This week has been up and down...I ate more than I wanted too which makes me feel disgusting, however I plan on cutting it down this week. I have changed my workouts a bit to where I burn more calories in the same amount of time which is great, I just ran into the problem of being tired and missed the gym a couple times this week, definitely need to not allow myself to rationalize not going to the gym.
I have a small problem with work, in that I reallly only have one person I hang out with from work anymore and she is a larger girl and has been getting me to eat lunch with her almost everyday, this needs to stop as these calories are what I need to cut out. So if anyone has tips on how to avoid eating with her, yet still getting to spend time with her I would appreciate it!!!

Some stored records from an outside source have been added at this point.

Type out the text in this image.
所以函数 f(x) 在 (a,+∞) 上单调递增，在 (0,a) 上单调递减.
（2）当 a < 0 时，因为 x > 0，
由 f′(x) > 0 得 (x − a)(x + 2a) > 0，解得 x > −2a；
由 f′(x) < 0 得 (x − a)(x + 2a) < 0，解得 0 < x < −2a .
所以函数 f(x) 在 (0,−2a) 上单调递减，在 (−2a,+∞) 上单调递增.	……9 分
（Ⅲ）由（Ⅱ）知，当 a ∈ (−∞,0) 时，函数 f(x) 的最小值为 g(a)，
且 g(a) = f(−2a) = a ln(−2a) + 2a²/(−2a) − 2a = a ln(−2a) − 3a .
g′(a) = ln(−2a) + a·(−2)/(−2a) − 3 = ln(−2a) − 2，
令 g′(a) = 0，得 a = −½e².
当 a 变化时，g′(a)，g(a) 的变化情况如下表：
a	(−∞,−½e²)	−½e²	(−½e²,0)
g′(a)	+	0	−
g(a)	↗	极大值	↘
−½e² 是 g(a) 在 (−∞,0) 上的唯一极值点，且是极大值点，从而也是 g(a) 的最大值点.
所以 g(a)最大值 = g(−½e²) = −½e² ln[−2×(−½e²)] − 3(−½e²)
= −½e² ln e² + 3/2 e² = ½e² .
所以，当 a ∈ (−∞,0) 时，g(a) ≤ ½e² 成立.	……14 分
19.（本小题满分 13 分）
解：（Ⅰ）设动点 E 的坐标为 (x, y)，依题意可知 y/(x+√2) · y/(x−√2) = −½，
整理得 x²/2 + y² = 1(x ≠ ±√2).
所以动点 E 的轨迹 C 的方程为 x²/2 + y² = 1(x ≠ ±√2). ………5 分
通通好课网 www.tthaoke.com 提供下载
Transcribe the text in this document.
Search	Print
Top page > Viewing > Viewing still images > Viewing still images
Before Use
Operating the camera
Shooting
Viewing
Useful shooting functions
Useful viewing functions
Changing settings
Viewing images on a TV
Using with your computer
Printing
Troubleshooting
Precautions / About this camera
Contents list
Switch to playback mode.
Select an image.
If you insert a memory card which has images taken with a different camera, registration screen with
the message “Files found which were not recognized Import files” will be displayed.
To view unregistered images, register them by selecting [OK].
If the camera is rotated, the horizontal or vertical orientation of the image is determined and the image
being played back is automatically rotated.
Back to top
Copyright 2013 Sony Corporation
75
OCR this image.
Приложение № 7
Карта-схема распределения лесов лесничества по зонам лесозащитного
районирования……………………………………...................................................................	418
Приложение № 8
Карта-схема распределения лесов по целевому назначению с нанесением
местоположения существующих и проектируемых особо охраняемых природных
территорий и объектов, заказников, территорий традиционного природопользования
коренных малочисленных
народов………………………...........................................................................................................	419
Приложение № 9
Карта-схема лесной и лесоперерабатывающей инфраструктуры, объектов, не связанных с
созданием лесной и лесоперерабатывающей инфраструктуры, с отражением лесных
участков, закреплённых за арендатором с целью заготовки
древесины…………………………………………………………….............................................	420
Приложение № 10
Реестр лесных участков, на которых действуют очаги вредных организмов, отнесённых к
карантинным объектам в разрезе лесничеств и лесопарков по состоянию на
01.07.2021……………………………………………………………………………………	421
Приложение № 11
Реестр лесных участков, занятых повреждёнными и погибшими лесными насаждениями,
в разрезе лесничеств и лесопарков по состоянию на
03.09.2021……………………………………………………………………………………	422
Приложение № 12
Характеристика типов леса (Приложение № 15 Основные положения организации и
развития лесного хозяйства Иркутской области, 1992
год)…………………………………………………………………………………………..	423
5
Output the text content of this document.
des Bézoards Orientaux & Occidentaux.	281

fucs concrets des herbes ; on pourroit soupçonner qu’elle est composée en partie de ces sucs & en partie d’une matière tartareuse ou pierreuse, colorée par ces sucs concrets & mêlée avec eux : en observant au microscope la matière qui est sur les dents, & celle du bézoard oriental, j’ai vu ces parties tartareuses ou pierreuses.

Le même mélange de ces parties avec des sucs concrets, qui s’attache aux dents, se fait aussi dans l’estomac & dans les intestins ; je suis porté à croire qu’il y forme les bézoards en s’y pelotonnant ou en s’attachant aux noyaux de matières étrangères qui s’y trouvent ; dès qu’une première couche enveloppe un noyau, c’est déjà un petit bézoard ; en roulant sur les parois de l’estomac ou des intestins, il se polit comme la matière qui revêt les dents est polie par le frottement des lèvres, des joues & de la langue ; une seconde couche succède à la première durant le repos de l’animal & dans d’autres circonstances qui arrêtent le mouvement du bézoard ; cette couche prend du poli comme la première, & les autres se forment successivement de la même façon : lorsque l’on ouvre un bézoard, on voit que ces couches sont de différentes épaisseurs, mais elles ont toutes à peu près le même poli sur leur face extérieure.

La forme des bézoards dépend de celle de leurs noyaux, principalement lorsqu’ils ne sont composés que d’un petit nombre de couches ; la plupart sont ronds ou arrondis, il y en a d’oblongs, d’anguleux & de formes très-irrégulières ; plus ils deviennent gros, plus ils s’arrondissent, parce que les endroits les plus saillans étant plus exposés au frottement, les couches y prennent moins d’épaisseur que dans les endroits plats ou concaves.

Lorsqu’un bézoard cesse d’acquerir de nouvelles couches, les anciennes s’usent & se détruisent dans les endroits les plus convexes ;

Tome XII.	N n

My main motivation this week going on, is that the closest person to me in my life has this amazing way of making me feel beautiful when I'm around him. He just says things in a way that not only makes me want to believe him, but for a little while I believe him and do feel beautiful. However this wears off not long after we aren't together. I want that feeling to last longer, and the way to do it is to actually get beautiful and thin. I know he says that I am and points out he knows I don't believe him, but I know he is letting my personality cloud the way he looks at my body. I know I am a good person, but I'm not beautiful on the outside like I want to be. So this week my motivational saying is "I want to see what he sees" or rather I want to become beautful so that when he says I am I believe him. I want to become what he thinks I am. I am hoping to do gym workouts and go hiking as much as possible with my friends after work so that I don't have time to eat and also I don't want to eat at work. Thus I will get rid of opportunities to eat without really focusing on it. I also plan on starting to go on walks when I get home and feel hungry, because I have to be away from the chance to eat or else I will cave.
I hope you are all with me and that you are staying strong. I want to be beautiful enough for someone like my friend (who is amazing and sexy) to want and love, but it must be earned. Every calorie burned, is beauty earned!!